Even tho I don't actually believe in the system of American so-called democracy, I've always found watching the election returns to be a lot of fun. So here's some random observations.

1) Almost unnoted, the Green Party candidate for governor of Illinois won over 10 percent. Now would be a good time to put pressure on the Illinois Democrats to implement instant runoff voting in their own interests, since ballot access is now easier for the Greens and there's no similar third-party threat to Republicans. And, after the coming four years of Blagojevich scandals, the next election won't be quite so easy for the Democrats.

2) Greens elsewhere did badly, even where we might have expected some hope. In California the Democrat running for governor had no hope of winning and the Democrat running for Senate, Dianne Feinstein, had no hope of losing - and is a well-known shill for big-money. Yet only two percent of supposedly liberal Californians voted Green in the two races. In New Mexico, once a stronghold for Greens, the party didn't even run candidates in the Senate or governor races, which Democrats ran away with. Does anyone know what happened to the New Mexico Greens?

3) Completely unremarked upon, the first self-proclaimed socialist (so far as I know) won a Senate seat. Bernie Sanders of Vermont took the open seat in a blow-out. Sanders strikes me as more of social democrat than a socialist, but I also don't know much about him. Regardless, you'd expect the media to notice. Instead they didn't even bother to acknowledge that Sanders was running as an independent and colored Vermont blue for Democrat.

4) MSNBC commentators Chris Matthews and Joe Scarborough at one point argued that the American people were demanding more nationalist policies. And I'm not using that word polemically like I usually do - they actually said "nationalist". I don't think I've ever heard mainstream types say "nationalism" when they mean nationalism.

5) The commentators were falling all over each other advising the Democrats to pursue a course of "moderation". The American people are tired of partisan gridlock, they said, and many of the newly elected Democrats are less ideological than the Congressional leadership. It's funny, because I read the exit polls as saying voters wanted to get out of Iraq, raise the minimum wage, and end government corruption. Why do the media make a fetish of moderation? Why did Harold Ford, who almost certainly lost his race for the Senate in Tennessee because of a series of racist advertisements, call for "healing" in his concession speech?

6) My favorite quote of the night comes from Rod Blagojevich, reëlected to governor of Illinois: "[when I first came to office I found] a state government more interested in serving itself than the other way around." Presumably Blagojevich has been hard at work setting things right - ie, making itself serve the state government.

2006/11/04

If you vote, vote Green

Voting is awkward for every radical. You can cast your ballot and implicitly register a vote of confidence in a system that is deeply undemocratic.

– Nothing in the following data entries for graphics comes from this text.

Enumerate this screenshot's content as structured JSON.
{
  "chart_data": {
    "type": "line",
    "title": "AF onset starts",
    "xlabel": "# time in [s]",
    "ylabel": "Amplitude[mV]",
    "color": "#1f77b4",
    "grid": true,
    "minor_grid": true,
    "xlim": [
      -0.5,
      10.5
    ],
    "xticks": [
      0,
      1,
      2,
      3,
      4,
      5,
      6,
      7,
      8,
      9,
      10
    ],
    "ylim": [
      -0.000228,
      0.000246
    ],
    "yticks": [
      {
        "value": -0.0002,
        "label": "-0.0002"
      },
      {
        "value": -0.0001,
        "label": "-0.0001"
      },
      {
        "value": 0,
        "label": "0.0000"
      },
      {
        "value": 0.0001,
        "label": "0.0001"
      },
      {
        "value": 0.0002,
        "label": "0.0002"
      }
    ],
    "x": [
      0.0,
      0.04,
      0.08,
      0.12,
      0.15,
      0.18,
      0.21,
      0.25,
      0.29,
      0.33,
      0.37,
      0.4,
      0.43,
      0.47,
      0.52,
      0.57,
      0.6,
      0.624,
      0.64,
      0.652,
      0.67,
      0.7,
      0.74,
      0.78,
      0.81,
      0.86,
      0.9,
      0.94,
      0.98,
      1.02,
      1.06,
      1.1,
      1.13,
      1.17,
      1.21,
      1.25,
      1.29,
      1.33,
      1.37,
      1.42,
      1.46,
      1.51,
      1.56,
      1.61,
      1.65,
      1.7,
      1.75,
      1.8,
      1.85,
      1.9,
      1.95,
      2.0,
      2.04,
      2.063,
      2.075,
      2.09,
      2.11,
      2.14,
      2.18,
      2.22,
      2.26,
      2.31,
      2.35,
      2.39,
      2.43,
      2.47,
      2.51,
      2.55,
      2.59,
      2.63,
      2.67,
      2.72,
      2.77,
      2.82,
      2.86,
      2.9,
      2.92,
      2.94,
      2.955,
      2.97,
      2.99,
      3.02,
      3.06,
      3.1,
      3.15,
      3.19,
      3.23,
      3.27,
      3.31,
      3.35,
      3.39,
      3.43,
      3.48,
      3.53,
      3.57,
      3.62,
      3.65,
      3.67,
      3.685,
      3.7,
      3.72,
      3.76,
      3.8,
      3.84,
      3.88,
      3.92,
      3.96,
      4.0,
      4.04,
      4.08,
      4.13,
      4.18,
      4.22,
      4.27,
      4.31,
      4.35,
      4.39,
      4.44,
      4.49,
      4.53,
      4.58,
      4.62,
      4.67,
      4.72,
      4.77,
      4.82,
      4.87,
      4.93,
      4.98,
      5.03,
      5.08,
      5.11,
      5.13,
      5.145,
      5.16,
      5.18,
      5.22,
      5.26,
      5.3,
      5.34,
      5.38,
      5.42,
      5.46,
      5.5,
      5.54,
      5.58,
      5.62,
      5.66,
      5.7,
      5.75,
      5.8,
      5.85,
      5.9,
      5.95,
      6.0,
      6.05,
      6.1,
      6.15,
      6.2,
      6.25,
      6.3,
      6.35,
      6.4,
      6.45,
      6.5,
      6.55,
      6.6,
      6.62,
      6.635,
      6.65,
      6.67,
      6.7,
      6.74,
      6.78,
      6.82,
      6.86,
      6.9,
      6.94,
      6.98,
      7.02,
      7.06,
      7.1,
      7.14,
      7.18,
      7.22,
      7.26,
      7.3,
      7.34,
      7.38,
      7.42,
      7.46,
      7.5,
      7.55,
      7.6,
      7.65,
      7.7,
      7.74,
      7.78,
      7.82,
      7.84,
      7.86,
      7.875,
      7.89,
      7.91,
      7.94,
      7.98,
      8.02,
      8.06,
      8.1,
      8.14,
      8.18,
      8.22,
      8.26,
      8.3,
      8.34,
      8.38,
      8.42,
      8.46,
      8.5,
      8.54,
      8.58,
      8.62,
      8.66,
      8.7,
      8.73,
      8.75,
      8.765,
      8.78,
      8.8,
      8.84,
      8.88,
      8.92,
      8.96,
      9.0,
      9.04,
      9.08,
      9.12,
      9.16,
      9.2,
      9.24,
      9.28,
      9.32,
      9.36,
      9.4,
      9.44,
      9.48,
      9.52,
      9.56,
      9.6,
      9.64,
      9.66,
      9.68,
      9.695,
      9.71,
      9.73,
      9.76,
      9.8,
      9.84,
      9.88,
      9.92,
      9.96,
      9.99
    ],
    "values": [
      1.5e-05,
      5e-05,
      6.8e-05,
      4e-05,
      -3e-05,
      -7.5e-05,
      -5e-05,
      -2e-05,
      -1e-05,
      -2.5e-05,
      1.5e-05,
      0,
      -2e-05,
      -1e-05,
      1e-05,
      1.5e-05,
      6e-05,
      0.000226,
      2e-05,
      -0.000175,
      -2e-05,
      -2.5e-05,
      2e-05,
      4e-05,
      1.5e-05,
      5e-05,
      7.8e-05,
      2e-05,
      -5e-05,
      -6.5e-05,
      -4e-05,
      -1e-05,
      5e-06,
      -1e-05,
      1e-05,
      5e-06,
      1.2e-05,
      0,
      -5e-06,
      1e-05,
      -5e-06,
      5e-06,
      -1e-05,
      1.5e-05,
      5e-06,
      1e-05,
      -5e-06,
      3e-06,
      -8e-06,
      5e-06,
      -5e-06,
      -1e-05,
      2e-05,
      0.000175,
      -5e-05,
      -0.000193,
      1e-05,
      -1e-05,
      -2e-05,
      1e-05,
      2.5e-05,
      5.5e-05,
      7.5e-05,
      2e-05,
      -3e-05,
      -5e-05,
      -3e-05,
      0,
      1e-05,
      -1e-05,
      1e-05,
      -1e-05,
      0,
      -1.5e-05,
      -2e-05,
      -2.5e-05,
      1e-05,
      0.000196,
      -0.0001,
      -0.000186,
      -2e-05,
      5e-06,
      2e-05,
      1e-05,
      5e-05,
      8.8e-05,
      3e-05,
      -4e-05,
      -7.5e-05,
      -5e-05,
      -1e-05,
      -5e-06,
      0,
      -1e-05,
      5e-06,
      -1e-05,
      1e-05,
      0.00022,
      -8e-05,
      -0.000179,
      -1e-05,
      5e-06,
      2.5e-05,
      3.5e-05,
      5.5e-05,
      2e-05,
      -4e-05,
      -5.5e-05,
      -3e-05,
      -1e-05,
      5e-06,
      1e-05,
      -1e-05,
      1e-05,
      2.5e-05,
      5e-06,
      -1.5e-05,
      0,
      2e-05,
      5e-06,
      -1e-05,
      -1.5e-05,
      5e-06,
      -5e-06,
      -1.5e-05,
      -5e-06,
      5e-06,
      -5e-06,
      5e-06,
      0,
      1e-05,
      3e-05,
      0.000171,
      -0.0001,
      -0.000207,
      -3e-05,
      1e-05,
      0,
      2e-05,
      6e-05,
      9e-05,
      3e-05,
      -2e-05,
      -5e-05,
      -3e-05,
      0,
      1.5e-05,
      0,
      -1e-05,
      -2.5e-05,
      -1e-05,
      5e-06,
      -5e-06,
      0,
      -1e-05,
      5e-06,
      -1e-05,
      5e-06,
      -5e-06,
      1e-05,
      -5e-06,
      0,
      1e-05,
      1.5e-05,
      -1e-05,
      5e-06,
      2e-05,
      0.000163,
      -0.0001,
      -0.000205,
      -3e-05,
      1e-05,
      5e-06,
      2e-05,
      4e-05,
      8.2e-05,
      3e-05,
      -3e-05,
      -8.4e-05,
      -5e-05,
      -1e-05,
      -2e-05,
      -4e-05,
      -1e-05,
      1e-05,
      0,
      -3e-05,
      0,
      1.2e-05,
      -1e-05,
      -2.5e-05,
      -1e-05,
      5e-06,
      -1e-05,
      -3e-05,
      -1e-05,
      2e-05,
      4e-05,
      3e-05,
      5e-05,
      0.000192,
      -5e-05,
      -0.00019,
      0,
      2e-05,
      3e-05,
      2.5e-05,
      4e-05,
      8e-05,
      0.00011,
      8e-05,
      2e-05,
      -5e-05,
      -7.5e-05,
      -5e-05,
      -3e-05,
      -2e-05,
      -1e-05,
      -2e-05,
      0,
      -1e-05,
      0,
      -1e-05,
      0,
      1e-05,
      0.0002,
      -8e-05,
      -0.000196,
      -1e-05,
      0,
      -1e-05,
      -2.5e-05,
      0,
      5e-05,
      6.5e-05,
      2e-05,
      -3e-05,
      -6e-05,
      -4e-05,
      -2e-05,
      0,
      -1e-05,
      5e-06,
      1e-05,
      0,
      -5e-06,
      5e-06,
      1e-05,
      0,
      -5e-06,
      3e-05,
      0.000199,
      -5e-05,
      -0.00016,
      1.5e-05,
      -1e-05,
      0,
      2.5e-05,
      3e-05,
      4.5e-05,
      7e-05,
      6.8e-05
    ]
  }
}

Or you can abstain and be counted as one of the "apathetic" half of the population who doesn't vote. If you do vote, you get to choose between a big-money Democrat who might win or a third-party candidate whose voters barely register in the statistics.

The amount of time progressives waste debating these choices is already far too great, so I won't belabor my point. If you feel you have to vote for Democrats, go ahead - but check the polls first and if your Democrat has a solid lead, don't waste your vote. Vote Green. Send the Democrats a message and help build a real progressive electoral alternative.

I haven't changed my mind about electoral politics - I think it's a waste of time for progressives unless they use the elections to organize locally and for longer-term battles. Right now the left is too weak to waste its energy in an electoral system that is rigged against it. There are some key issues worth working on - campaign finance reform and instant runoff voting would immediately increase the power of progressives. But until we can boast popular support and financial power, in the guise of grassroots organizations and democratic businesses, voting is going to remain awkward.